Nos últimos dias, assistimos a um curioso contraste: as oposições e a imprensa perguntaram ao governo a quanto montava, exactamente, o alívio do IRS, e o governo nada disse, ou foi vago; uma jornalista, Maria João Avillez, aqui no Observador, perguntou ao ex-primeiro ministro Pedro Passos Coelho o que se passou no governo durante o ajustamento de 2011-2014, e Passos Coelho respondeu sem rodeios, com os nomes e tudo. Vale a pena comparar esta duas atitudes: a opacidade do governo e a transparência de Passos Coelho. Dizem muito sobre a política portuguesa.

O governo foi acusado de mentir. Na era da vitimização, não faltou mesmo quem sentisse o direito de se declarar lesado. O governo, porém, não mentiu, até porque quase não falou. O governo deixou apenas crescer um equívoco. Porquê? Porque este é um governo prisioneiro da sua fraqueza. Uma fraqueza que foi opção dos líderes do PSD, quando, perante a maior maioria de direita de sempre, decidiram inventar um governo minoritário, entalado entre um PS que não está conformado com a sua derrota, e um Chega que não está satisfeito com a sua vitória. Nada pode, por isso, fazer sobre a estrutura desequilibrada do Estado, verdadeira causa do extremismo fiscal: sem reconfigurar o Estado, não pode cortar despesa, e sem cortar despesa, não pode renunciar a receita. Por isso, resta-lhe colaborar na ilusão fomentada por António Costa em 2015 de que a “página da austeridade” tinha sido “virada”, deixando crer que pequenos retoques são maiores do que realmente são. Daqui a uns tempos, teremos, na mesma linha, os “aumentos” de funcionários e pensionistas. A página que não foi nem poderá ser virada, por opção de Luís Montenegro, foi a “página de António Costa”: governos fracos à frente de um Estado disfuncional, para quem a política está fatalmente reduzida à “comunicação”, à “imagem”, e à “agenda mediática” – isto é, ao simulacro, a que depois o Dr. Marques Mendes dá notas altas no domingo.

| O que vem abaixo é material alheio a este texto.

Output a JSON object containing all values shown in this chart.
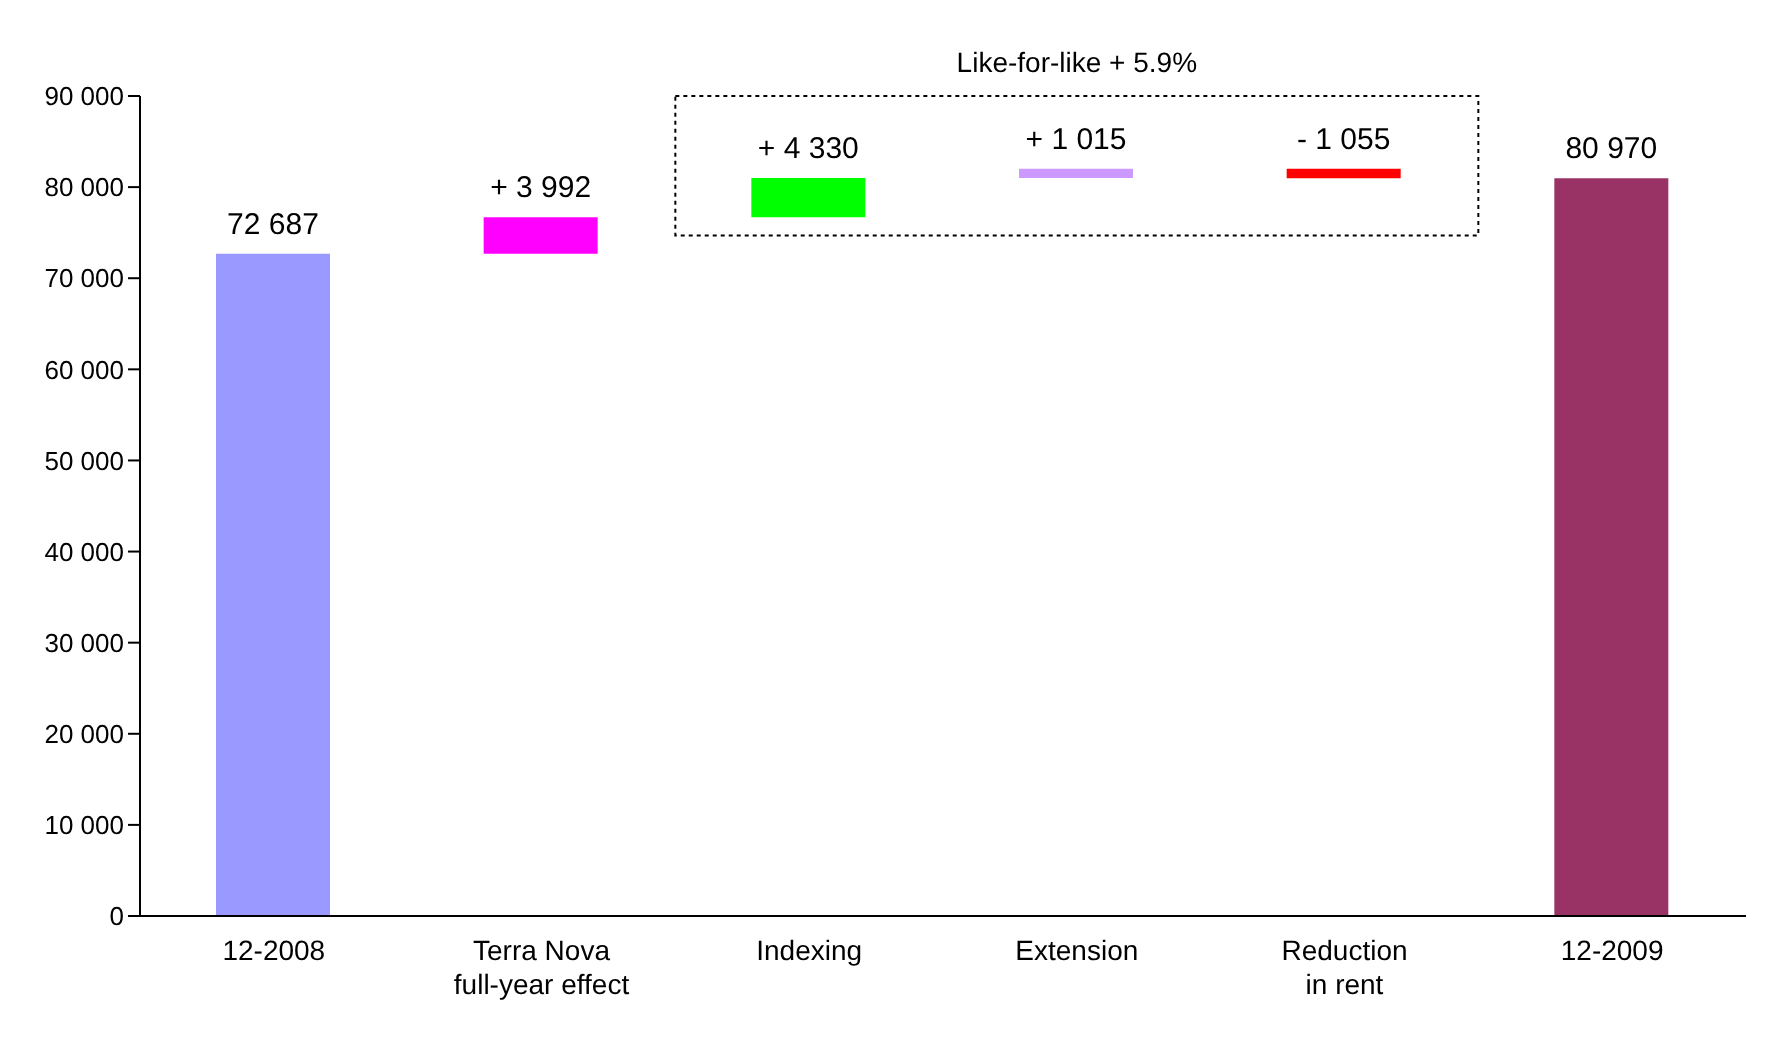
{
  "chart_data": {
    "type": "bar",
    "categories": [
      "12-2008",
      "Terra Nova full-year effect",
      "Indexing",
      "Extension",
      "Reduction in rent",
      "12-2009"
    ],
    "values": [
      72687,
      3992,
      4330,
      1015,
      -1055,
      80970
    ],
    "base": [
      0,
      72687,
      76679,
      81009,
      82024,
      0
    ],
    "colors": [
      "#9999ff",
      "#ff00ff",
      "#00ff00",
      "#cc99ff",
      "#ff0000",
      "#993366"
    ],
    "value_labels": [
      "72 687",
      "+ 3 992",
      "+ 4 330",
      "+ 1 015",
      "- 1 055",
      "80 970"
    ],
    "ylim": [
      0,
      90000
    ],
    "yticks": [
      {
        "value": 0,
        "label": "0"
      },
      {
        "value": 10000,
        "label": "10 000"
      },
      {
        "value": 20000,
        "label": "20 000"
      },
      {
        "value": 30000,
        "label": "30 000"
      },
      {
        "value": 40000,
        "label": "40 000"
      },
      {
        "value": 50000,
        "label": "50 000"
      },
      {
        "value": 60000,
        "label": "60 000"
      },
      {
        "value": 70000,
        "label": "70 000"
      },
      {
        "value": 80000,
        "label": "80 000"
      },
      {
        "value": 90000,
        "label": "90 000"
      }
    ],
    "annotations": [
      "Like-for-like + 5.9%"
    ],
    "grid": false,
    "legend": false
  }
}
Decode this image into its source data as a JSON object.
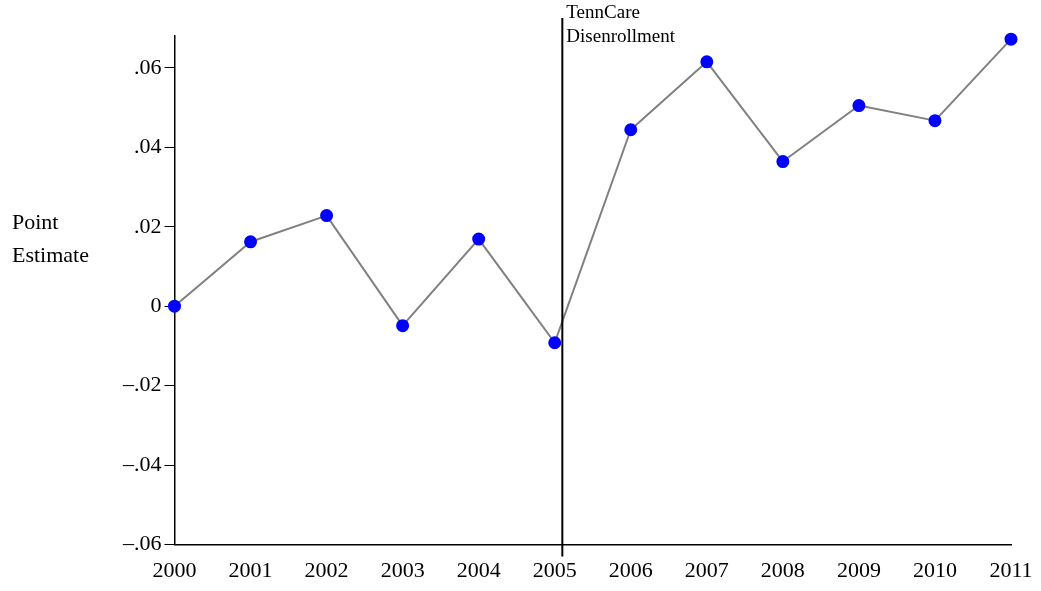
{
  "chart_data": {
    "type": "line",
    "ylabel": "Point Estimate",
    "x": [
      2000,
      2001,
      2002,
      2003,
      2004,
      2005,
      2006,
      2007,
      2008,
      2009,
      2010,
      2011
    ],
    "series": [
      {
        "color": "#808080",
        "colors": [
          "#0000ff",
          "#0000ff",
          "#0000ff",
          "#0000ff",
          "#0000ff",
          "#0000ff",
          "#0000ff",
          "#0000ff",
          "#0000ff",
          "#0000ff",
          "#0000ff",
          "#0000ff"
        ],
        "values": [
          0,
          0.0162,
          0.0228,
          -0.0049,
          0.0169,
          -0.0092,
          0.0444,
          0.0615,
          0.0364,
          0.0505,
          0.0467,
          0.0672
        ]
      }
    ],
    "marker": "circle",
    "xlim": [
      2000,
      2011
    ],
    "xticks": [
      2000,
      2001,
      2002,
      2003,
      2004,
      2005,
      2006,
      2007,
      2008,
      2009,
      2010,
      2011
    ],
    "ylim": [
      -0.06,
      0.068
    ],
    "yticks": [
      {
        "value": -0.06,
        "label": "–.06"
      },
      {
        "value": -0.04,
        "label": "–.04"
      },
      {
        "value": -0.02,
        "label": "–.02"
      },
      {
        "value": 0,
        "label": "0"
      },
      {
        "value": 0.02,
        "label": ".02"
      },
      {
        "value": 0.04,
        "label": ".04"
      },
      {
        "value": 0.06,
        "label": ".06"
      }
    ],
    "ref_lines": [
      {
        "axis": "x",
        "value": 2005.1,
        "label": "TennCare Disenrollment",
        "color": "#000000"
      }
    ],
    "grid": false,
    "legend": false
  }
}
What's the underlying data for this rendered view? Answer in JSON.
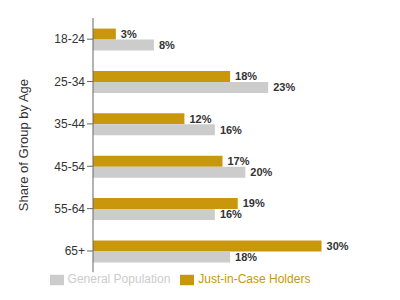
{
  "chart_data": {
    "type": "bar",
    "orientation": "horizontal",
    "categories": [
      "18-24",
      "25-34",
      "35-44",
      "45-54",
      "55-64",
      "65+"
    ],
    "series": [
      {
        "name": "Just-in-Case Holders",
        "color": "#C9970C",
        "values": [
          3,
          18,
          12,
          17,
          19,
          30
        ],
        "value_labels": [
          "3%",
          "18%",
          "12%",
          "17%",
          "19%",
          "30%"
        ]
      },
      {
        "name": "General Population",
        "color": "#CCCCCC",
        "values": [
          8,
          23,
          16,
          20,
          16,
          18
        ],
        "value_labels": [
          "8%",
          "23%",
          "16%",
          "20%",
          "16%",
          "18%"
        ]
      }
    ],
    "ylabel": "Share of Group by Age",
    "xlim": [
      0,
      34
    ],
    "grid": false,
    "legend": "bottom",
    "data_labels": true,
    "tick_labels": "y"
  }
}
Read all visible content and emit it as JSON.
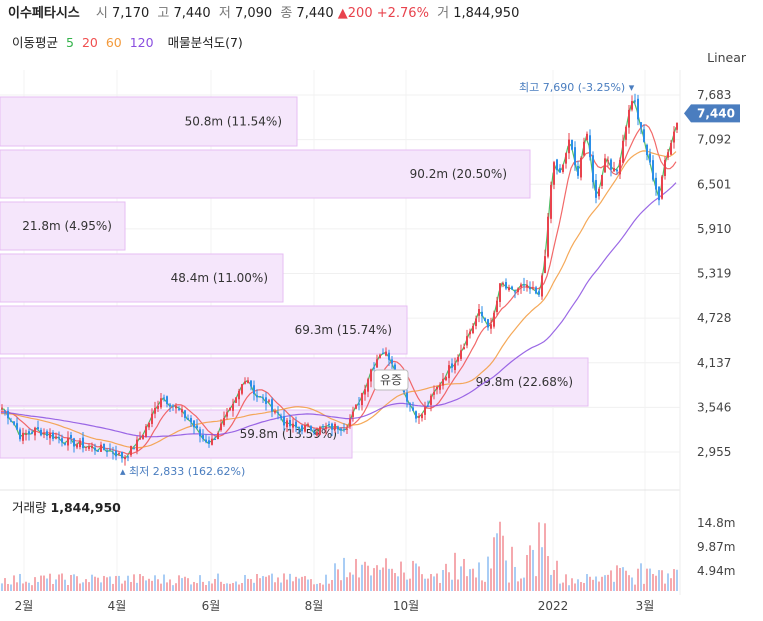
{
  "header": {
    "name": "이수페타시스",
    "open_label": "시",
    "open": "7,170",
    "high_label": "고",
    "high": "7,440",
    "low_label": "저",
    "low": "7,090",
    "close_label": "종",
    "close": "7,440",
    "change": "▲200",
    "change_pct": "+2.76%",
    "volume_label": "거",
    "volume": "1,844,950"
  },
  "ma_legend": {
    "title": "이동평균",
    "items": [
      {
        "label": "5",
        "color": "#33b24a"
      },
      {
        "label": "20",
        "color": "#f04f4f"
      },
      {
        "label": "60",
        "color": "#f39a3c"
      },
      {
        "label": "120",
        "color": "#8a4fe0"
      }
    ],
    "profile_label": "매물분석도(7)"
  },
  "scale_label": "Linear",
  "volume_panel": {
    "label": "거래량",
    "value": "1,844,950"
  },
  "colors": {
    "up": "#e8434d",
    "down": "#2b8ee8",
    "profile": "#f5e6fb",
    "profile_border": "#e6bdf3",
    "tag": "#4a7dbf"
  },
  "chart_data": {
    "type": "candlestick",
    "y_ticks": [
      "7,683",
      "7,092",
      "6,501",
      "5,910",
      "5,319",
      "4,728",
      "4,137",
      "3,546",
      "2,955"
    ],
    "ylim": [
      2700,
      7900
    ],
    "last_price": "7,440",
    "x_ticks": [
      "2월",
      "4월",
      "6월",
      "8월",
      "10월",
      "2022",
      "3월"
    ],
    "high_marker": {
      "label": "최고",
      "value": "7,690",
      "pct": "(-3.25%)"
    },
    "low_marker": {
      "label": "최저",
      "value": "2,833",
      "pct": "(162.62%)"
    },
    "event_marker": "유증",
    "volume_ticks": [
      "14.8m",
      "9.87m",
      "4.94m"
    ],
    "volume_profile": [
      {
        "label": "50.8m (11.54%)",
        "pct": 11.54
      },
      {
        "label": "90.2m (20.50%)",
        "pct": 20.5
      },
      {
        "label": "21.8m (4.95%)",
        "pct": 4.95
      },
      {
        "label": "48.4m (11.00%)",
        "pct": 11.0
      },
      {
        "label": "69.3m (15.74%)",
        "pct": 15.74
      },
      {
        "label": "99.8m (22.68%)",
        "pct": 22.68
      },
      {
        "label": "59.8m (13.59%)",
        "pct": 13.59
      }
    ],
    "price_path": [
      [
        0,
        3560
      ],
      [
        10,
        3400
      ],
      [
        20,
        3150
      ],
      [
        35,
        3250
      ],
      [
        50,
        3180
      ],
      [
        65,
        3100
      ],
      [
        80,
        3050
      ],
      [
        95,
        3000
      ],
      [
        110,
        2980
      ],
      [
        122,
        2880
      ],
      [
        135,
        3050
      ],
      [
        150,
        3400
      ],
      [
        160,
        3700
      ],
      [
        170,
        3600
      ],
      [
        180,
        3480
      ],
      [
        190,
        3350
      ],
      [
        200,
        3150
      ],
      [
        210,
        3080
      ],
      [
        220,
        3300
      ],
      [
        232,
        3550
      ],
      [
        245,
        3980
      ],
      [
        255,
        3700
      ],
      [
        265,
        3620
      ],
      [
        275,
        3500
      ],
      [
        285,
        3320
      ],
      [
        295,
        3270
      ],
      [
        305,
        3280
      ],
      [
        315,
        3260
      ],
      [
        325,
        3270
      ],
      [
        335,
        3290
      ],
      [
        345,
        3300
      ],
      [
        352,
        3450
      ],
      [
        360,
        3700
      ],
      [
        370,
        4050
      ],
      [
        380,
        4300
      ],
      [
        390,
        4200
      ],
      [
        400,
        3850
      ],
      [
        410,
        3550
      ],
      [
        418,
        3400
      ],
      [
        428,
        3600
      ],
      [
        440,
        3900
      ],
      [
        455,
        4200
      ],
      [
        465,
        4450
      ],
      [
        478,
        4800
      ],
      [
        490,
        4600
      ],
      [
        500,
        5200
      ],
      [
        510,
        5050
      ],
      [
        520,
        5150
      ],
      [
        530,
        5100
      ],
      [
        538,
        5000
      ],
      [
        545,
        5700
      ],
      [
        552,
        6800
      ],
      [
        560,
        6600
      ],
      [
        568,
        7100
      ],
      [
        576,
        6600
      ],
      [
        585,
        7200
      ],
      [
        595,
        6300
      ],
      [
        605,
        6900
      ],
      [
        615,
        6600
      ],
      [
        625,
        7300
      ],
      [
        632,
        7690
      ],
      [
        640,
        7200
      ],
      [
        650,
        6700
      ],
      [
        658,
        6300
      ],
      [
        665,
        6900
      ],
      [
        673,
        7200
      ],
      [
        678,
        7440
      ]
    ]
  }
}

Passos Coelho pôs logo os estúdios do regime a especular sobre as suas intenções, e houve mesmo quem conseguisse ver, no microscópio das intrigas, uma candidatura a qualquer coisa. Não há razão para tanto alarme social. Passos Coelho não fala o tempo todo, como alguns figurantes da vida pública. Mas quando fala, teve sempre esta inclinação: diz a verdade, por menos conveniente que seja, para ele ou para os outros. Disse a verdade agora, sobre o que se passou no seu governo. Mas disse também, quando no governo, a verdade sobre o que se passava no país. Deve ser a isso que a sabedoria do regime chama “erros de comunicação”. Mas é, se pensarem bem, uma grande liberdade. Passos Coelho é, entre os actuais políticos, o mais livre de todos: é o único que nunca perfilhou a política de simulacro. Pode, por isso, dizer o que pensa e o que sabe. Mais: pode pensar e saber, porque uma das condições para não enganar os outros é não se enganar a si próprio.

Dir-me-ão: pois sim, mas porque falou Passos Coelho agora? Provavelmente, porque foi agora que Maria João Avillez lhe fez a pergunta. O ponto não é esse. O ponto é este: porque é que, de repente, todos decidiram ouvi-lo? E a razão não é muito misteriosa: a 10 de Março, os portugueses começaram a libertar-se da ilusão que a oligarquia política criou em 2015. A divergência em relação às economias mais dinâmicas da Europa, as migrações descontroladas, a degradação dos serviços públicos, a captura partidária do Estado e o irregular funcionamento das instituições teriam, um dia, de pôr os cidadãos a duvidar. Após anos de simulacro, o país volta a querer ouvir a verdade. Naturalmente, presta atenção a quem, contra a corrente, sempre lhe foi fiel.